One major similarity between academic culture in the United States and in the UK is the enveloping sense of pessimism about academic life. The list of complaints is remarkably similar in both cultures despite the separation of the Atlantic. And the criticisms have credence. I will list just a handful: Students are apathetic/ill-prepared/worse than they once were/entitled/lazy. Administrators are daft/invasive/clueless/capricious/annoying/ignorant and insensitive to the needs of professors/departments/programs. Politicians intervene in the world of higher education without any real clue as to how things work and with ideological blinders firmly in place. We are too reliant upon time consuming assessments and metrics that do not actually tell us anything useful. Academic fads and fashions that tend to be imposed from above shift without warning. Technology leaves us in a state of flux on issues ranging from research (our own and our students -- the Wikipedia problem in the case of the latter), copyright, and library acquisitions. The effort to rigidify research outputs does not serve research or learning. The over-reliance upon student teaching evaluations re-enforces the consumer model and shackles professors and in turn hinders good teaching. The list goes on.

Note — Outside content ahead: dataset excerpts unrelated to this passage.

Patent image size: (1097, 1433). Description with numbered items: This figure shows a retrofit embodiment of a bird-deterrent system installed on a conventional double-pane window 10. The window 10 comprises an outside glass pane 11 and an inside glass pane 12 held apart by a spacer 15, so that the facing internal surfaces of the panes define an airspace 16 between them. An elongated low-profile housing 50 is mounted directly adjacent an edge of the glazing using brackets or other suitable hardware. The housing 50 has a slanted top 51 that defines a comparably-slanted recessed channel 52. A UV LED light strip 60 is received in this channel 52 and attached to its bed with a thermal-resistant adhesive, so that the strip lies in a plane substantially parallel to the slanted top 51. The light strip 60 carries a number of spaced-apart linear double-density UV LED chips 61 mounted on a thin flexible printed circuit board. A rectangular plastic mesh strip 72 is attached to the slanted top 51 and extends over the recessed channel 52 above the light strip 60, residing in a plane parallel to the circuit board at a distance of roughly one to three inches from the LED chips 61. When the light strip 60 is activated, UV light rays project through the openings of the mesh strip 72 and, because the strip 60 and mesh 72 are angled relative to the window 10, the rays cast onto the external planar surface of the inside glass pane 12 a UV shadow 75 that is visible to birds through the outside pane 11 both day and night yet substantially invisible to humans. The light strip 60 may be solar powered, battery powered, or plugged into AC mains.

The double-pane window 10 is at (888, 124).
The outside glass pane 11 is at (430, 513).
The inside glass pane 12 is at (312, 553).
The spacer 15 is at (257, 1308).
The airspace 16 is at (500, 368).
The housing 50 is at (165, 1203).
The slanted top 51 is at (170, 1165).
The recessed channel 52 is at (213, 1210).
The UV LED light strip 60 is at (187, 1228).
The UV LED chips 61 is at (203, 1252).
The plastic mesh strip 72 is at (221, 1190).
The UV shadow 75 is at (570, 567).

Read Times Higher Education, the weekly magazine for higher education, and one quickly realizes that with the exception of configuration and formatting and the vast and impenetrable gap between English and English and one could be reading the Chronicle of Higher Education in terms of many of the lamentations and concerns and debates. And yet my colleagues both here and at home should take a longer view. I am in the midst of reading three books about higher education. One is a collection of essays from academics in the humanities and social sciences calling for a radicalized and more politically engaged professoriate. Another of the books comes from a respected historian lamenting the state of the academy at least in part for the opposite reasons from his colleagues in the collected essays. And the third book wants to remind a skeptical profession of the utility of that most beleaguered and endangered species: the classroom lecture. But here is where we should perhaps take solace, step back, realize that the sky is not falling, and understand that higher education is always in crisis. The three books? The radical historian Theodore Roszak's collection The Dissenting Academy, published for the first time in 1967; historian of the Soviet Union Adam Ulam's The Fall of the American University (1972), and British education specialist Donald Bligh's What's The Use of Lectures (1971). I am not arguing that we should be sanguine about some of the very real threats we face. But I am willing to make the case that we overstate our dire sraits both here in the UK and back at home. Universities are remarkably adaptable. And one thing we should realize is that invasive administrators, clueless (and also invasive) politicians, disappointing students, and transformations in technology (inter alia) have always been with us. But so too have committed and sensitive administrators, wise and understanding politicians, and clever and dedicated students, and we have always adjusted to the new technologies. I, for one, do not lament the rise of the electronic library catalogue.


Vincent Vega had it right in this case: It's the little differences. And in academic culture there are lots of little differences between the US and the UK. But on most of the big things, including our fears and complaints, we are all part of very similar basic cultures of higher education. And thirty years from now we will probably be able to read a whole host of books from academics lamenting academic life in 2009 even as a host of such books and articles are being published at the time. Twas always thus, and always thus will be. As with most aspects of life, when we look back in the not-so-distant past and look for a golden age, there is one discovery to be made: there never was a golden age.